Variety reports that Cate Blanchett is set to star as Lady Edwina Mountbatten in Joe Wright’s Indian Summer. The film will follow the critical events during India’s Independence from England. Lord Mountbatten (with Edwina in tow) is sent to oversee the transfer of power to India’s first Prime Minister Jawaharlal Nehru in the summer of 1947. The script will be penned by William Nickolson (Elisabeth the Golden Age, Gulp!) Universal will distribute as filming begins early next year, with a release date that is likely to coincide with the 2010 awards season.
Natalie Portman looks like Hollywood’s hardest working star with seven upcoming productions between now and 2011. Later this year she will be in Don Roos’ comedy Love and Other Impossible Pursuits, Mira Nair’s segment in the star studded anthology New York, I Love You, and Jim Sheridan’s Oscar pony Brothers. For 2010 there is the drama Hesher opposite Joseph Gordon-Levitt with the possibilities of David Gordon Green’s 2nd stab at stoner comedy Your Highness (opposite Zooey Deschanel, James Franco, and Danny McBride) and Darren Aronofsky’s bizarre ballerina film Black Swan (most sources say the film is a go). And in 2011 there is Kenneth Branagh’s Thor in what could be the thankless role of Jane Foster.

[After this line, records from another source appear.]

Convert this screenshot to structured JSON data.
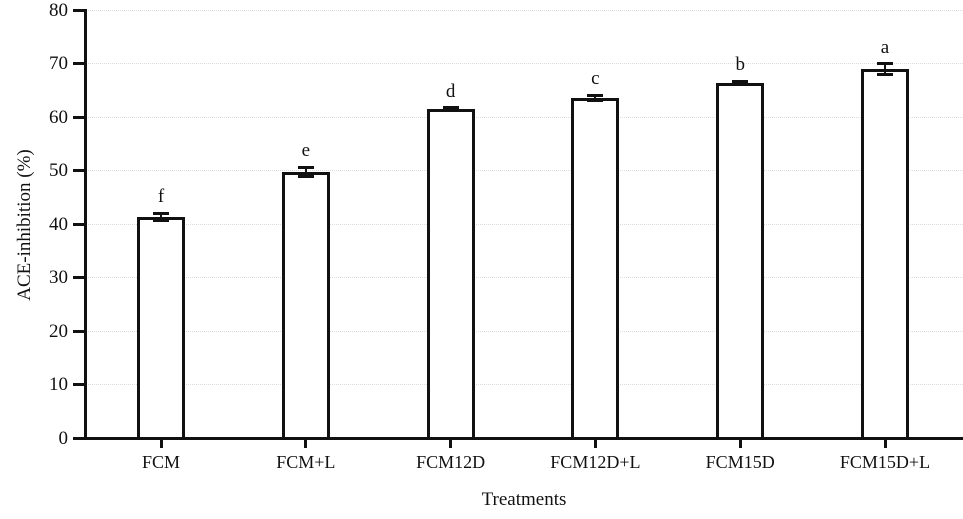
{
  "chart_data": {
    "type": "bar",
    "title": "",
    "xlabel": "Treatments",
    "ylabel": "ACE-inhibition (%)",
    "categories": [
      "FCM",
      "FCM+L",
      "FCM12D",
      "FCM12D+L",
      "FCM15D",
      "FCM15D+L"
    ],
    "values": [
      41.3,
      49.7,
      61.5,
      63.6,
      66.4,
      69.0
    ],
    "errors": [
      0.7,
      0.9,
      0.25,
      0.45,
      0.25,
      1.0
    ],
    "significance_letters": [
      "f",
      "e",
      "d",
      "c",
      "b",
      "a"
    ],
    "ylim": [
      0,
      80
    ],
    "ytick_step": 10,
    "yticks": [
      0,
      10,
      20,
      30,
      40,
      50,
      60,
      70,
      80
    ],
    "grid": "dotted horizontal",
    "bar_fill": "#ffffff",
    "bar_border": "#111111",
    "gridline_color": "#dcdcdc",
    "legend": null
  }
}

Variety reports that Working Title Production Company is in the developing stages of developing a third film for the Bridget Jones series with Renee Zellweger set to return in the title role. Nothing has been announced about the story but speculation says it will be adapted from the 2005 columns that author Helen Fielding wrote for the British newspaper the Independent. They involve Bridget, now in her 40s attempting to have a baby before it’s too late. No writers or directors have been attached as of yet. This seem like a anxious move for Zellweger who, after her 2004 Oscar win, has had only had one real hit (2005’s Cinderellaman).
Blunt (like Portman) just seems to really be racking up the roles these days. Now she is in talks to star in the Philip k. Dick adaptation The Adjustment Bureau with first time helmer (and Bourne Ultimatum screenwriter) George Nolfi. The story involves a congressman (Damon) and a ballerina (Blunt) who are both in love but for unknown reasons they are kept constantly apart by outside forces. And Damon’s character will embark on a bizarre “Kafkaesque” trail to get to the bottom of this. Adaptations of Philip K. Dick’s work have always been patchy. There’s the good (Minority Report, A Scanner Darkly, Blade Runner), the bad (Total Recall) and the ugly (Paycheck, Next). Let’s keep our fingers crossed with this one.